Previously-built THz modulators were capable of reaching speeds of only up to a few kilohertz (kHz). The Tufts University team claims to have experimental results showing gigahertz speed modulation of THz waves for the first time.
“This is a very promising device that can operate at terahertz frequencies, is miniaturized using mainstream semiconductor foundry, and is in the same form factor as current communication devices.
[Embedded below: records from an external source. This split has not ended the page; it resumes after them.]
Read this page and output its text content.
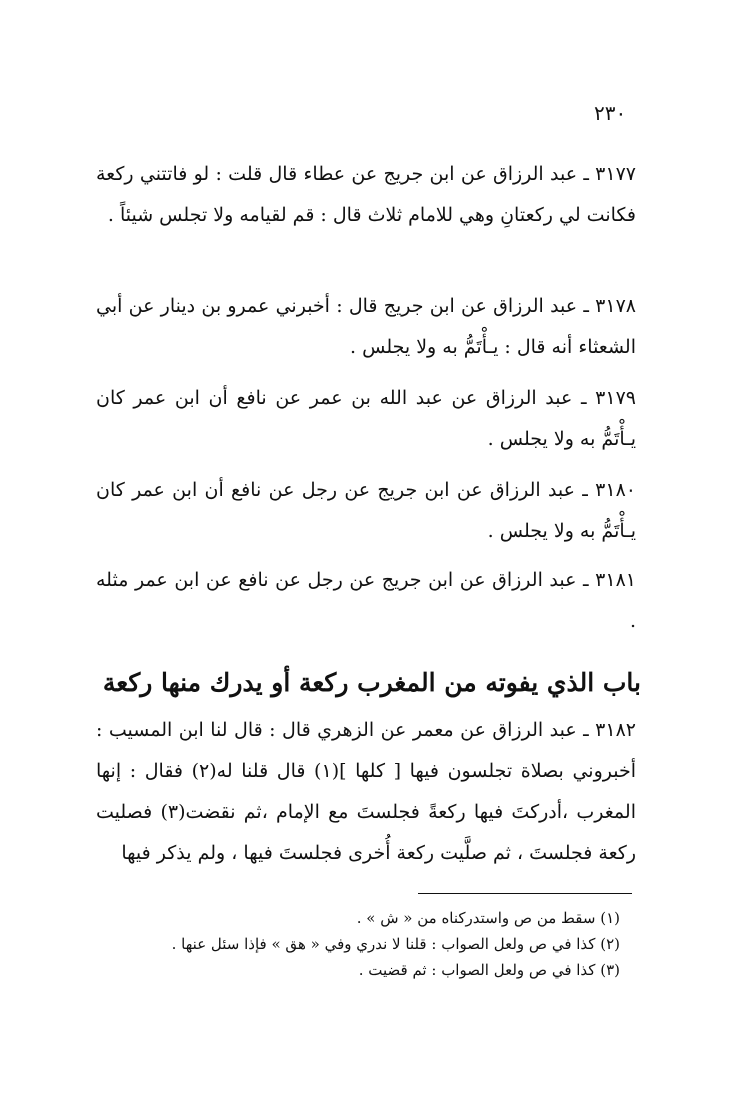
٢٣٠

٣١٧٧ ـ عبد الرزاق عن ابن جريج عن عطاء قال قلت : لو فاتتني ركعة فكانت لي ركعتانِ وهي للامام ثلاث قال : قم لقيامه ولا تجلس شيئاً .

٣١٧٨ ـ عبد الرزاق عن ابن جريج قال : أخبرني عمرو بن دينار عن أبي الشعثاء أنه قال : يـأْتَمُّ به ولا يجلس .

٣١٧٩ ـ عبد الرزاق عن عبد الله بن عمر عن نافع أن ابن عمر كان يـأْتَمُّ به ولا يجلس .

٣١٨٠ ـ عبد الرزاق عن ابن جريج عن رجل عن نافع أن ابن عمر كان يـأْتَمُّ به ولا يجلس .

٣١٨١ ـ عبد الرزاق عن ابن جريج عن رجل عن نافع عن ابن عمر مثله .

باب الذي يفوته من المغرب ركعة أو يدرك منها ركعة

٣١٨٢ ـ عبد الرزاق عن معمر عن الزهري قال : قال لنا ابن المسيب : أخبروني بصلاة تجلسون فيها [ كلها ](١) قال قلنا له(٢) فقال : إنها المغرب ،أدركتَ فيها ركعةً فجلستَ مع الإمام ،ثم نقضت(٣) فصليت ركعة فجلستَ ، ثم صلَّيت ركعة أُخرى فجلستَ فيها ، ولم يذكر فيها

(١) سقط من ص واستدركناه من « ش » .
(٢) كذا في ص ولعل الصواب : قلنا لا ندري وفي « هق » فإذا سئل عنها .
(٣) كذا في ص ولعل الصواب : ثم قضيت .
It’s only one building block, but it could help to start filling the THz gap,” said Sameer Sonkusale, Ph.D., of Nano Lab, Department of Electrical and Computer Engineering, Tufts University, and the paper’s corresponding author, in a news release.
A well-known application for building fast and compact terahertz modulators is to achieve high data rate wireless communication, where an inherently high carrier frequency of THz wave will support much wider signal bandwidth compared to the radio frequency (RF) bands used today, according to the researchers. But wider applications abound, such as in material identification, imaging, wireless communications, chemical and biological sensing.
Other researchers are experimenting with other components to fully realize terahertz communications. These efforts include experimenting with two-dimensional superlattice materials to spur electron oscillations in the terahertz range, designing power splitters with unique waveguide architectures, building special modulators that enable wireless THz waves to be transmitted through existing fiber optic networks, or creating filters capable of separating different frequencies in the terahertz spectrum.